14-Year-Old Me was a looped, full-screen car crash, complete with a bright neon orange fluffy jacket that fit way too snug to be considered comfortable. She would carry an eyeliner and apply it every day during school breakfast, only to smudge it off before the last bell so that Mother wouldn't find out. She would deliberately not wear glasses, despite the countless hours devoted to the bespectacled hero of my heart, and she most definitely did not consider a 38-year-old man with spiked hair even relatively sexy.

14-Year-Old Janet would have a hard time believing anything that Current Janet would say, like the fact that there will come a point in life where the world will know who Edward Cullen was and that I would come to hate him with every fiber of my body. I would make weird Potter references and relish at the confounded faces from the rest of the world. And yes, my prepubescent self would never come to turns with the fact that in a year or so, I would spend hours on the computer screen watching people talk into a camera, and consider those people actual idols. I would never believe that I would love any author more than I loved Rowling, much less that the author in question would be on the phone with me at one point (even if it was for only a few seconds).

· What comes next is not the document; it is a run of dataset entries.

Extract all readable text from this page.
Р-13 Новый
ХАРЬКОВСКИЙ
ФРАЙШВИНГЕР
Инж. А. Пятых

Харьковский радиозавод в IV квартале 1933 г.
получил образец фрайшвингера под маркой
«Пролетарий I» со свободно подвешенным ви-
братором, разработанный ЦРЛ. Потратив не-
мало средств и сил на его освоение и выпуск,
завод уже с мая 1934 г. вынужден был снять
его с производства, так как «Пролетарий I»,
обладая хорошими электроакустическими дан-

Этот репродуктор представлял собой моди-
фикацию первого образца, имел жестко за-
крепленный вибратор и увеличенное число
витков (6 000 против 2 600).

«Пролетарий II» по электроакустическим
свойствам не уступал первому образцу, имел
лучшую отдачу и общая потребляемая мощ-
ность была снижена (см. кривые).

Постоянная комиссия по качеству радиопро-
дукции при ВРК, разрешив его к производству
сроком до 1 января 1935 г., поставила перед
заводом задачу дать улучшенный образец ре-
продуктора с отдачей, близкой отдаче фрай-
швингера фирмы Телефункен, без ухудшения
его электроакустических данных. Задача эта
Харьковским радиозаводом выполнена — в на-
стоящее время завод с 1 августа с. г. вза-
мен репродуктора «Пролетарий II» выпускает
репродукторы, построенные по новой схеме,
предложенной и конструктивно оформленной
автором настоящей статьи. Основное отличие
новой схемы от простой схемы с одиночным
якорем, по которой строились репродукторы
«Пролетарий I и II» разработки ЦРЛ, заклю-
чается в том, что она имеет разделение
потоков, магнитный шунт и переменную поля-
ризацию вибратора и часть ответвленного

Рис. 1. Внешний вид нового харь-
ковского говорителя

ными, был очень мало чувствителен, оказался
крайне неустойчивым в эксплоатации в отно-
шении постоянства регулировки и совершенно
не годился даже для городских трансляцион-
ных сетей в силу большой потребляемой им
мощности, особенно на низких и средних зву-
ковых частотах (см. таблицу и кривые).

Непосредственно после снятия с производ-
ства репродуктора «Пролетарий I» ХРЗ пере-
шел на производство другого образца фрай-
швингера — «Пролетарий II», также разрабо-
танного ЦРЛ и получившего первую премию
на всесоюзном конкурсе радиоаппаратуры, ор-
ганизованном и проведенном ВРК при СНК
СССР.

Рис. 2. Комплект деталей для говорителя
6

My life has had so many unprecedented and completely marvelous turns, but it's not enough to make me happy. This might make me sound like a cold ungrateful person, but the truth of it is: I watch people on the internet who have no clue who I am. I'm a nobody, and until I make somebody out of myself, then I won't be happy. I want to produce brain crack that the world will be addicted to. I want to throw myself out there and see where I land, just to prove that I can.

When I grow up I want to be Hayley G. Hoover.*


*I realize that my blog makes no sense now. I have no clue how I ended up on this sentence, but like I said: my mind isn't all there right now.

Awesome: Call of Duty 2: Modern Warfare. Preferably on a swively chair, with a headset and drink in hand.
Currently Reading: The Last Lecture by Randy Pausch. All reading has been put on hold to read the books required for my Medical Reading Competition the first week of February. Will post review on each one.